In a game of speed chess at, I used a pin to achieve a quick victory. My opponent was Barbances of Spain who played black. Here are the moves of the game along with my commentary:

1. e4 e5
2. Nf3 Nc6
3. Bb5 d6

Black usually plays a6.

4. Bxc6+ bxc6
5. h3 Nf6
6. 0-0 Nxe4

I sacrifice a pawn for quick development.

7. d4 exd

With black's king in the centre, I want an open game.

8. Qxd4 Nf6

A better move than this retreat with the knight is d5. It keeps the knight in the centre and opens a diagonal for the black bishop on f8.

9. Bg5 Be7

Now black is ready to castle.

10. Re1 Qd7

A better move for black is 0-0.

11. Bxf6 gxf6
12. Qxf6 Rg8

My twelfth move takes black by surprise.
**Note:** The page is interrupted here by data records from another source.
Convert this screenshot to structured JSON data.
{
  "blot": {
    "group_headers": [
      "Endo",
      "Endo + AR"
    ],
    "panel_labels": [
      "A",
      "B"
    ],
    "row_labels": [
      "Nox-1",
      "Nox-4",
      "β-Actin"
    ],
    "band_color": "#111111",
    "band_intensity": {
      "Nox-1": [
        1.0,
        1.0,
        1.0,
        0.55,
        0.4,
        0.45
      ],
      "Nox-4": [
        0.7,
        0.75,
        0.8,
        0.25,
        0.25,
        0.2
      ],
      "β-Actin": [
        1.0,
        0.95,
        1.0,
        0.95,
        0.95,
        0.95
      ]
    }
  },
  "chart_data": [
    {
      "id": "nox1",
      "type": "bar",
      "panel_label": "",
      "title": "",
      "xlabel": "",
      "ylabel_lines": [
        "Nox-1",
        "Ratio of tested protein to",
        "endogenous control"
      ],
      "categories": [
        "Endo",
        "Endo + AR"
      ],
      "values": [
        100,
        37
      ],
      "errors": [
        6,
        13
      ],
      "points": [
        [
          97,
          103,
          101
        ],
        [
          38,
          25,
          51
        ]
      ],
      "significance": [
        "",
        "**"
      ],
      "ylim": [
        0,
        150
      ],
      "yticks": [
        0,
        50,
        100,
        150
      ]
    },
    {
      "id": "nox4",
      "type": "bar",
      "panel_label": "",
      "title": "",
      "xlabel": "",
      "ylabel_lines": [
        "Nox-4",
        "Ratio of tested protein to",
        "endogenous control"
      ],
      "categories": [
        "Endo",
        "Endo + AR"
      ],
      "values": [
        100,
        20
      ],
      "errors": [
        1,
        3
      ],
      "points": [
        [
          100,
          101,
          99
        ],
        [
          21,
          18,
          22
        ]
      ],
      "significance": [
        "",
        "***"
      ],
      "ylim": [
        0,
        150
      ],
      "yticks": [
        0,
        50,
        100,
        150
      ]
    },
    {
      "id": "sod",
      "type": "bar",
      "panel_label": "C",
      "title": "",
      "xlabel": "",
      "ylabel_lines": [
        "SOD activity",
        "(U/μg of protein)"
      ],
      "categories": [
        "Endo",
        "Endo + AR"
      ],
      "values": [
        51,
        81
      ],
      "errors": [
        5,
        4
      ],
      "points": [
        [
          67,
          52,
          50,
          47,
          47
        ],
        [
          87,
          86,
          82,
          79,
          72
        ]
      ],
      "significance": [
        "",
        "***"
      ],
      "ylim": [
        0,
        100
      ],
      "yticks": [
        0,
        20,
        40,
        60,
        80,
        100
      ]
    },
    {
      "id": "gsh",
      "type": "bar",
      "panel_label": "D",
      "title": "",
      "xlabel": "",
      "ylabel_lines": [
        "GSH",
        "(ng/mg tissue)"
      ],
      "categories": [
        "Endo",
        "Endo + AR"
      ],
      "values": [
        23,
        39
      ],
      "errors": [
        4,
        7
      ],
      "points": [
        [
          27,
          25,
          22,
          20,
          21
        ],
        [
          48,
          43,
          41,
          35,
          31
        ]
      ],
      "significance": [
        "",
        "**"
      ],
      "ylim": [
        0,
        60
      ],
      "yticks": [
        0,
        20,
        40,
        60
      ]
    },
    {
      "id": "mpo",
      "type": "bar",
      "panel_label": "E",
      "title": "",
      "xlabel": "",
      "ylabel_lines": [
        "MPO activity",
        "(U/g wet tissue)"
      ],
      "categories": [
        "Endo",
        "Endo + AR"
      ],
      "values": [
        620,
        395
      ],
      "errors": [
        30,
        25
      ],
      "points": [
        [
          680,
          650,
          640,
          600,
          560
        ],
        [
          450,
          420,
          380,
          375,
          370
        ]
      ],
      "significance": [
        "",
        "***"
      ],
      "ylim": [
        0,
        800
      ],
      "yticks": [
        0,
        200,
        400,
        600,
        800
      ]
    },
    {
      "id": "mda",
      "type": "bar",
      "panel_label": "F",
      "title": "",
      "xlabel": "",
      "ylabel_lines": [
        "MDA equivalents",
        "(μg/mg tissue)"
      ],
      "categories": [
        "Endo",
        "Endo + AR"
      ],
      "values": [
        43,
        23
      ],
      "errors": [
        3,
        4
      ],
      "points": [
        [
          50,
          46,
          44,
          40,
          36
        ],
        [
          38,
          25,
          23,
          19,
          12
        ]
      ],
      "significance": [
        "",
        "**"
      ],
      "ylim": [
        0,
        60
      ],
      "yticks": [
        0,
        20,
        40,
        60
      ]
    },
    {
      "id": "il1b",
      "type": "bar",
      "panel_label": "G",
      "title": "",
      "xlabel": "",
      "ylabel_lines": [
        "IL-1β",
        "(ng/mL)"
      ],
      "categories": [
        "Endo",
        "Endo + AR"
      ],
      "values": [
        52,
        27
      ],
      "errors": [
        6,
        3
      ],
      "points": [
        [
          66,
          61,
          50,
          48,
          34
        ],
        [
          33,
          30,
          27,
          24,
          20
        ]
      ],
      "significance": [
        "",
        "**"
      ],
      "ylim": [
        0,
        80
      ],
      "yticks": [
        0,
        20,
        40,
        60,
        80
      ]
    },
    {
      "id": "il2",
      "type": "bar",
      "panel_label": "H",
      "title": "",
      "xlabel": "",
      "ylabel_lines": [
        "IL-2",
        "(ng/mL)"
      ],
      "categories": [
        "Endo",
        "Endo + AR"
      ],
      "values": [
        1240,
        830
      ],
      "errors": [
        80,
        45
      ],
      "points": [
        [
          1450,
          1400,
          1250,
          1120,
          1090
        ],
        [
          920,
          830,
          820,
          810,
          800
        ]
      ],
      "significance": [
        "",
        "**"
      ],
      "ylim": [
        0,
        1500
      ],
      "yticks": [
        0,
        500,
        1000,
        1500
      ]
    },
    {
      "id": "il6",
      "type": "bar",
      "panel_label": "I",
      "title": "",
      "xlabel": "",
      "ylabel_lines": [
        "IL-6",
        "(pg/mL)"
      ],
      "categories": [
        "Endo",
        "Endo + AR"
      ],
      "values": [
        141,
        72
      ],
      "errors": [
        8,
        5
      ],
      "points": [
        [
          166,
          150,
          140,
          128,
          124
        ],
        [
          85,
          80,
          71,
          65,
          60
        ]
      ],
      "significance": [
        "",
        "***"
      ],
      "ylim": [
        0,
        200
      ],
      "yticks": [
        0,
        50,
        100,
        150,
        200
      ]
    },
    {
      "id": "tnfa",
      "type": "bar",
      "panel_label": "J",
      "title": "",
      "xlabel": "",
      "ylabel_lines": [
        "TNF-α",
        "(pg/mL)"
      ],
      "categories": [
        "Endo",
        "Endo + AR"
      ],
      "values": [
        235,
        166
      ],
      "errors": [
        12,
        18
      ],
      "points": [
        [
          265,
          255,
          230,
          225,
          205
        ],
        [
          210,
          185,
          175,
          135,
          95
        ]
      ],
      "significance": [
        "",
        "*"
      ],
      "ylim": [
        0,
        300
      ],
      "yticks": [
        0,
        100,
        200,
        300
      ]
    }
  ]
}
My queen cannot be captured because the bishop is pinned. The pin is decisive. Black must move his rook to avoid capture by my queen.

13. Ng5 Rg6

Black attacks my queen but this move is a mistake. A better move is Rf8 but it is clear that black is in trouble.

14. Qh8+

Black resigns. The only move for black is Rg8. I then play Qxg8 and it is mate. One of the key moves in this game is Qxf6. It takes advantage of the pin on the bishop and attacks the king rook. Black must move the rook on his next move but then loses his right to castle. Black's inability to castle allows me to end the game quickly.